ネットによるとロシアの一部の政治家が日本に対して強硬な発言を行っているようだ。左派政党「公正ロシア」のミロノフ党首が4月1日「ロシアは北海道にすべての権利を有している」と日本への脅しとも受け止められる見解を表明した。

また、ロシアの極東開発を統括するトルトネフ副首相は4月25日、北方領土について、独自の開発や投資をさらに進め、「ロシアのものにする」との意向を示した。北方領土を対象としたクルーズ船の就航や投資計画の策定、観光開発を通じて「クリール諸島(北方領土と千島列島の露側呼称)をロシアのものにする」と強調した。
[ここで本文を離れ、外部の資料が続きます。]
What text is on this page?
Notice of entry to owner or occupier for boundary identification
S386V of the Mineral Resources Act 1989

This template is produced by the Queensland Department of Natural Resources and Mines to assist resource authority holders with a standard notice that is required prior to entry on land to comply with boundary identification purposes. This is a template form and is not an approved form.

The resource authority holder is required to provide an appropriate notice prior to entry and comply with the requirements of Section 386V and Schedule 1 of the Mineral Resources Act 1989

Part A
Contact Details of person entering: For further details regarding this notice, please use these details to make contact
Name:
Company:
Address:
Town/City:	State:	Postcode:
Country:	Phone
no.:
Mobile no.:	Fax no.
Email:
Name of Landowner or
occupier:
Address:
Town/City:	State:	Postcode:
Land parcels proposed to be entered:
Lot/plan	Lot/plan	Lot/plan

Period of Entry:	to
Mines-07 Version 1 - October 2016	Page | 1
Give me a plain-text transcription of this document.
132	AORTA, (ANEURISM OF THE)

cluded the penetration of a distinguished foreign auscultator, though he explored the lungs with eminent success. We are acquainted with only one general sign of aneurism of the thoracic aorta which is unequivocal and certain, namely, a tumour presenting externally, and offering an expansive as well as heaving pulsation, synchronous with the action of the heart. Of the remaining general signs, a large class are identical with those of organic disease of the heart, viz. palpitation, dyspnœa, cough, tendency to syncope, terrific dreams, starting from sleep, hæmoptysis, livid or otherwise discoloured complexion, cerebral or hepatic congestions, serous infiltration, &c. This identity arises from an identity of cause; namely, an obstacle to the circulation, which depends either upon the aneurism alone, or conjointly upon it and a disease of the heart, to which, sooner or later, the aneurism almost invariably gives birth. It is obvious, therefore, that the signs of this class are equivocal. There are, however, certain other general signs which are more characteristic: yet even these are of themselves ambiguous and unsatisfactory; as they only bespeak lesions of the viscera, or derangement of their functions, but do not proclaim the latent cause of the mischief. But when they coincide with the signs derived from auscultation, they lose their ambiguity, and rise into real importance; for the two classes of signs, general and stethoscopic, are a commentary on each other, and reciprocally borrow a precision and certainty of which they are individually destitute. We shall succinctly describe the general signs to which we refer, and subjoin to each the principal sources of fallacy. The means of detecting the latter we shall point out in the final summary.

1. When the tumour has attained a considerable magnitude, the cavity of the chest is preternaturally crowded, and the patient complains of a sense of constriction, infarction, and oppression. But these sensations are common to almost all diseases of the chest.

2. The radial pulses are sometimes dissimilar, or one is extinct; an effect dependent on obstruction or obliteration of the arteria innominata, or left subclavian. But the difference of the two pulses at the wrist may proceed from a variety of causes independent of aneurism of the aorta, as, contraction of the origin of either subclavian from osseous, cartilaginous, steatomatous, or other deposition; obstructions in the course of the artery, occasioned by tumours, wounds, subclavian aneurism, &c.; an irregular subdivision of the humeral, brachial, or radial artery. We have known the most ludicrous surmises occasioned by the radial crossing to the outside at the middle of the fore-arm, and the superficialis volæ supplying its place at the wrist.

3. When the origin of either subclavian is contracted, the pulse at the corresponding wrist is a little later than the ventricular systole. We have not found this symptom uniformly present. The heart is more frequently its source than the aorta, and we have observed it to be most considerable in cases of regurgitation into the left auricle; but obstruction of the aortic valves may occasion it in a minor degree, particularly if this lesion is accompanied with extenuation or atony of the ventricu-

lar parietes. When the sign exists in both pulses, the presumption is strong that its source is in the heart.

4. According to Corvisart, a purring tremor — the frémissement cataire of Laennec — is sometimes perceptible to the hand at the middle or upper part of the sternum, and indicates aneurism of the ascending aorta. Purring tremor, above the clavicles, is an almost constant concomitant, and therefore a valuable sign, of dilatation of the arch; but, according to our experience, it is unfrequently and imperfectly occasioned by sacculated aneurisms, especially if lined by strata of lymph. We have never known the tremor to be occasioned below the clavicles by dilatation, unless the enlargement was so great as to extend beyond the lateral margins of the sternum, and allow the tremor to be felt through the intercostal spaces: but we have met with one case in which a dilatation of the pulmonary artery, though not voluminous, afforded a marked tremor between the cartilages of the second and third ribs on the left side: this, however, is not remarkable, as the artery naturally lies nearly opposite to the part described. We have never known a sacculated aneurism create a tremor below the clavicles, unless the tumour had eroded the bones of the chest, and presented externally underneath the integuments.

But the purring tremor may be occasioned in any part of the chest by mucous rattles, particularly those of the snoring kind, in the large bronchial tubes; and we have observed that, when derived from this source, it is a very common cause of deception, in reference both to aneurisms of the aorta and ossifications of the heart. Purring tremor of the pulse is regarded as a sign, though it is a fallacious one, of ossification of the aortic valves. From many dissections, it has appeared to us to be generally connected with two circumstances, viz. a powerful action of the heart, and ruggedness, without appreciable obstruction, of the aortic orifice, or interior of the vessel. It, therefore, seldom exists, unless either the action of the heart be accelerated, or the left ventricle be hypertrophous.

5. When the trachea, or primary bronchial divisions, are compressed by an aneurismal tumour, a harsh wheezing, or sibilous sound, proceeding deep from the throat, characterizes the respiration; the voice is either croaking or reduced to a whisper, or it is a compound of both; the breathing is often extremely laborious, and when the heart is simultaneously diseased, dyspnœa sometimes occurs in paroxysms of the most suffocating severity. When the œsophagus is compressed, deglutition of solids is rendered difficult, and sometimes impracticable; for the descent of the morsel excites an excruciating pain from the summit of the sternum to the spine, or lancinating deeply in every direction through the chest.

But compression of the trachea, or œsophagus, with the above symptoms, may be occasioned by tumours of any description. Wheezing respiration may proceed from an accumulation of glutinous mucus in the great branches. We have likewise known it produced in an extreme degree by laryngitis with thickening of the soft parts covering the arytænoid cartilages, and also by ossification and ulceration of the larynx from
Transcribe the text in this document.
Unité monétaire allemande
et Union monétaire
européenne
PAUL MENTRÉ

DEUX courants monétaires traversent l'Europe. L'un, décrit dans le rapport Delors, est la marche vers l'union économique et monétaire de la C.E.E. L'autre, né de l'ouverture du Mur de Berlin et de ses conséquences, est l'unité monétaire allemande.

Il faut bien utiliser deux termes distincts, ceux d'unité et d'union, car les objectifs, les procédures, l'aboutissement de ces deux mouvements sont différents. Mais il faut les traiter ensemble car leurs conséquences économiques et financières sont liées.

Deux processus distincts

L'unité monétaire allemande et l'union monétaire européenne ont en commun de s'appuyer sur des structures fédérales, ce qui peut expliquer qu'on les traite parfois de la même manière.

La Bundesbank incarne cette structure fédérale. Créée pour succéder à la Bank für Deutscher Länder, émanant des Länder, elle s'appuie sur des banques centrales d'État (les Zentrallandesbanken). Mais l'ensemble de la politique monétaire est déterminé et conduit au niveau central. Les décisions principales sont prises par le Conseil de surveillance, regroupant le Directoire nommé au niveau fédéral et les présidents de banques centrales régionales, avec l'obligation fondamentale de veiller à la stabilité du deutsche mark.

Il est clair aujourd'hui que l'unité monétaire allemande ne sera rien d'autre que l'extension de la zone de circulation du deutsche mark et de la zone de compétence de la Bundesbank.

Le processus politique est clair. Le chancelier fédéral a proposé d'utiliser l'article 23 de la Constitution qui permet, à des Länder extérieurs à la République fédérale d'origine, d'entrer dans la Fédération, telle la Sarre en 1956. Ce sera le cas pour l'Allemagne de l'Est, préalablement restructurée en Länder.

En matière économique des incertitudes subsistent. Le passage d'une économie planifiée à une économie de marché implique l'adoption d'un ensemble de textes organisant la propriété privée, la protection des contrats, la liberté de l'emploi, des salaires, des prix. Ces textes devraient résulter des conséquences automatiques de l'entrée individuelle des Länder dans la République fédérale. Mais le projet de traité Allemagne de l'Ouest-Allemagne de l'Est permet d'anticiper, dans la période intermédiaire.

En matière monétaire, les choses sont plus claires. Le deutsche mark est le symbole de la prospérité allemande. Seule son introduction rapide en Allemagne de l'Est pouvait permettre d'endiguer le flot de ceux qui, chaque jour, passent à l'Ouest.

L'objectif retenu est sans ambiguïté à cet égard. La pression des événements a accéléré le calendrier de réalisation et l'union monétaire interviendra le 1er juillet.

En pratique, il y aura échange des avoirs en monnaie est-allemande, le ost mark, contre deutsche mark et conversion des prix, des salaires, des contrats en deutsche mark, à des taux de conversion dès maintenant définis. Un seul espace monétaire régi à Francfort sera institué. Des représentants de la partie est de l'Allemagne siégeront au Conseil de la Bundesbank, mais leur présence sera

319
いやまったく、だんだん物騒な世の中になってきていると言わざるを得ない。そんな中、韓国でも「韓国版マンハッタン計画」が必要だという論説が朝鮮日報に載っていた。筆者のことばでご紹介したい。

朴槿恵政府時代、韓米拡張抑制戦略協議体(EDSCG]に参加したある元政府高官は当時、米国側の雰囲気について「米国は拡張抑制に関する核戦力についてまったく具体的に伝えようとせず高い壁を実感しました」このように伝えた。

EDSCGは北朝鮮の増大する核・ミサイル脅威に対応し、対北朝鮮核抑制力を強化するために2016年に新設された韓米外交・国防高位級協議体だ。拡張抑制は核の傘だけでなく通常の精密打撃兵器、ミサイル防衛(MD)の3大要素で北朝鮮の核・ミサイル挑発を牽制することだ。

米国は韓米年次安保協議会などで引き続き核の傘を強調してきたが、有事の際、いつどのような核兵器をどのような方式で使用するかについては徹底的に口を閉ざしてきた。このような問題を改善していこうという趣旨で、EDSCGを発足させたが、米国は従来の態度から大きく外れていないということだ。しかもこの会議は2018年1月、2回目の会議を最後に4年以上開かれていない。

尹錫悦(ユン・ソンヨル)大統領は候補時代、韓米拡張抑制強化を北朝鮮核抑制対策の代表公約の一つに掲げた。EDSCGの再稼動はもちろん、有事の際、米国の核の傘使用計画に対する詳細情報共有も推進するということだ。5月21日に開かれる韓米首脳会談でもこれに対する具体的な議論と成果があるものと予想される。実質的な北朝鮮核抑止力強化の次元で圧倒的な変化だ。

増大する北朝鮮の核・ミサイル脅威に対する肯定的な変化はこれだけではない。威力を弱めて「使える」核兵器に変身した低威力戦術核兵器の登場が代表的だ。これまで核兵器は威力が大きすぎて事実上使えない兵器と見なされてきた。

昨年10月、米国防総省はF-35Aステルス機からB61-12戦術核爆弾を投下する最終試験映像を公開した。B61-12は、米戦術核兵器の代表走者であるB61戦術核爆弾の最新型モデルだ。正確度を高める代わりに威力を減らし放射能落塵など付随的被害も最小化して「使える」核兵器として開発したという点が特徴だ。